Quella forza che ora ti sembra vacillare e venire meno, ma che io so esserci, ferma ed incrollabile.
Per te e per la tua famiglia.
Oggi, dopo tantissimo tempo, torna su queste pagine “something red“.
Chissà se qualcuno se la ricorderà ancora questa psuedo rubrica in rosso!
Torna con una torta che nel nome porta tutto il profumo ed il calore di casa.
Quel calore e quel profumo che spero possano tornare prima possibile ad inondare nuovamente la tua vita.
TI VOGLIO BENE tesoro, dal profondo del cuore, e con il cuore ti sono vicina.
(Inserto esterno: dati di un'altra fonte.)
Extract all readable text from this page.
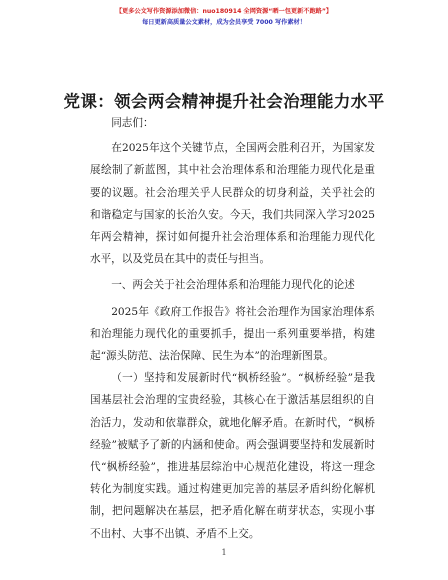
【更多公文写作资源添加微信：nuo180914 全网资源“晒一包更新不跑路”】
每日更新高质量公文素材，成为会员享受 7000 写作素材！
党课：领会两会精神提升社会治理能力水平

同志们：

在2025年这个关键节点，全国两会胜利召开，为国家发展绘制了新蓝图，其中社会治理体系和治理能力现代化是重要的议题。社会治理关乎人民群众的切身利益，关乎社会的和谐稳定与国家的长治久安。今天，我们共同深入学习2025年两会精神，探讨如何提升社会治理体系和治理能力现代化水平，以及党员在其中的责任与担当。

一、两会关于社会治理体系和治理能力现代化的论述

2025年《政府工作报告》将社会治理作为国家治理体系和治理能力现代化的重要抓手，提出一系列重要举措，构建起“源头防范、法治保障、民生为本”的治理新图景。

（一）坚持和发展新时代“枫桥经验”。“枫桥经验”是我国基层社会治理的宝贵经验，其核心在于激活基层组织的自治活力，发动和依靠群众，就地化解矛盾。在新时代，“枫桥经验”被赋予了新的内涵和使命。两会强调要坚持和发展新时代“枫桥经验”，推进基层综治中心规范化建设，将这一理念转化为制度实践。通过构建更加完善的基层矛盾纠纷化解机制，把问题解决在基层，把矛盾化解在萌芽状态，实现小事不出村、大事不出镇、矛盾不上交。

1
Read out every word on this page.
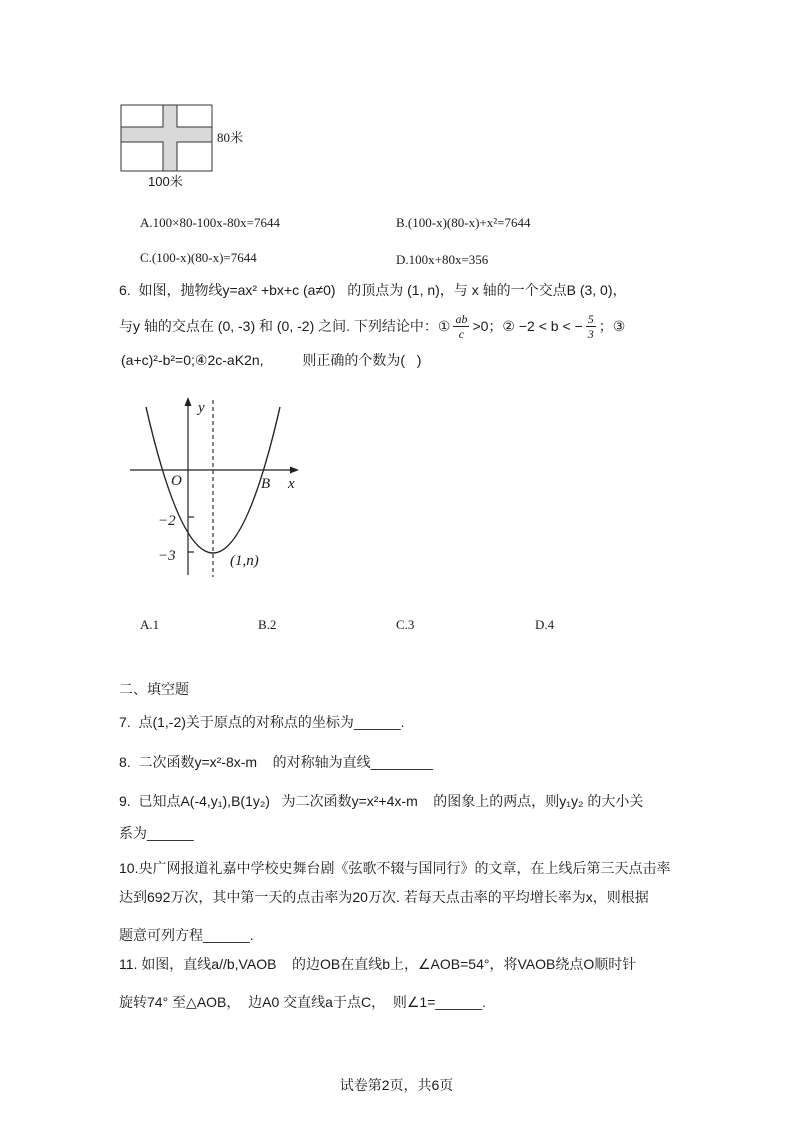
80米
100米
A.100×80-100x-80x=7644	B.(100-x)(80-x)+x²=7644
C.(100-x)(80-x)=7644	D.100x+80x=356
6.  如图，抛物线y=ax² +bx+c (a≠0)   的顶点为 (1, n)，与 x 轴的一个交点B (3, 0)，
与y 轴的交点在 (0, -3) 和 (0, -2) 之间. 下列结论中：① $\frac{ab}{c} >0$；② −2 < b < − $\frac{5}{3}$ ；③
(a+c)²-b²=0;④2c-aK2n,          则正确的个数为(   )
y
O	B x
−2
−3	(1,n)
A.1	B.2	C.3	D.4
二、填空题
7.  点(1,-2)关于原点的对称点的坐标为______.
8.  二次函数y=x²-8x-m    的对称轴为直线________
9.  已知点A(-4,y₁),B(1y₂)   为二次函数y=x²+4x-m    的图象上的两点，则y₁y₂ 的大小关
系为______
10.央广网报道礼嘉中学校史舞台剧《弦歌不辍与国同行》的文章，在上线后第三天点击率
达到692万次，其中第一天的点击率为20万次. 若每天点击率的平均增长率为x，则根据
题意可列方程______.
11. 如图，直线a//b,VAOB    的边OB在直线b上，∠AOB=54°，将VAOB绕点O顺时针
旋转74° 至△AOB，  边A0 交直线a于点C，  则∠1=______.
试卷第2页，共6页
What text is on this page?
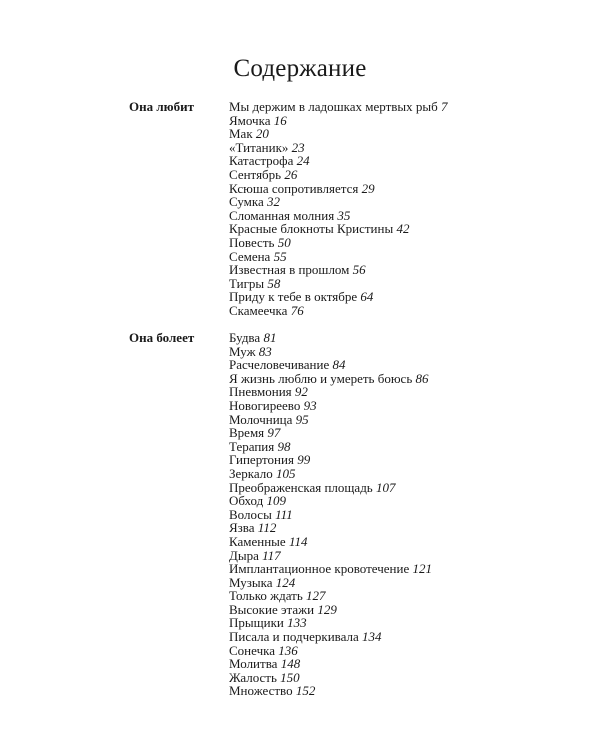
Содержание
Она любит	Мы держим в ладошках мертвых рыб 7
Ямочка 16
Мак 20
«Титаник» 23
Катастрофа 24
Сентябрь 26
Ксюша сопротивляется 29
Сумка 32
Сломанная молния 35
Красные блокноты Кристины 42
Повесть 50
Семена 55
Известная в прошлом 56
Тигры 58
Приду к тебе в октябре 64
Скамеечка 76
Она болеет	Будва 81
Муж 83
Расчеловечивание 84
Я жизнь люблю и умереть боюсь 86
Пневмония 92
Новогиреево 93
Молочница 95
Время 97
Терапия 98
Гипертония 99
Зеркало 105
Преображенская площадь 107
Обход 109
Волосы 111
Язва 112
Каменные 114
Дыра 117
Имплантационное кровотечение 121
Музыка 124
Только ждать 127
Высокие этажи 129
Прыщики 133
Писала и подчеркивала 134
Сонечка 136
Молитва 148
Жалость 150
Множество 152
[adattata da “Delia’s cake”di D. Smith] 

Family-cake di D.Smith
Tempo di preparazione       15 minuti
Tempo di cottura               45 minuti
Tempo passivo                  –
Porzioni                           12 persone

Ingredienti per uno stampo rettangolare 26x20x4 cm (o quadrato 23x23x4 cm)
275 gr di farina per dolci con amido
225 gr di mascarpone
225 gr di zucchero di canna chiaro
4 uova grandi
110 gr di frutta mista disidratata (ho messo 75 gr di fragole + 35 gr di zenzero canditi)
25 gr di cranberries
alcune gocce di estratto di mandorle (io 25 gr di mandorle amare in polvere)
1 ½ cucchiai rasi di zucchero Demerara
mandorle a filetti q.b.
12 gr di lievito per dolci
sale

Procedimento
1. In un’ampia ciotola setacciare insieme almeno un paio di volte la farina con il lievito almeno, in modo da aerarla bene.
2. Aggiungere il mascarpone, lo zucchero di canna e le uova e, con una frusta elettrica a bassa velocità, amalgamare tutti gli ingredienti per circa 1 minuto, fino ad avere un impasto liscio e cremoso.
3. Aggiungere la frutta disidrata, i cranberries e la polvere di mandorle.
4. Trasferire il composto nello stampo imburrato e infarinato, livellare la superficie con il dorso di un cucchiaio, quindi cospargere con lo zucchero Demerara e le mandorle a lamelle.
5. Infornare in forno caldo a 180°C per circa 40-50 minuti, o finché il centro risulterà asciutto alla prova stecchino.
6. Lasciar riposare una decina di minuti nello stampo prima di sformare e far raffreddare completamente su una griglia.
7. Conservare in un contenitore a chiusura ermetica e servire tagliata a quadrotti.

Note
La farina per dolci con amido può essere sostituita con 185 gr di farina 00 + 90 gr di amido di mais.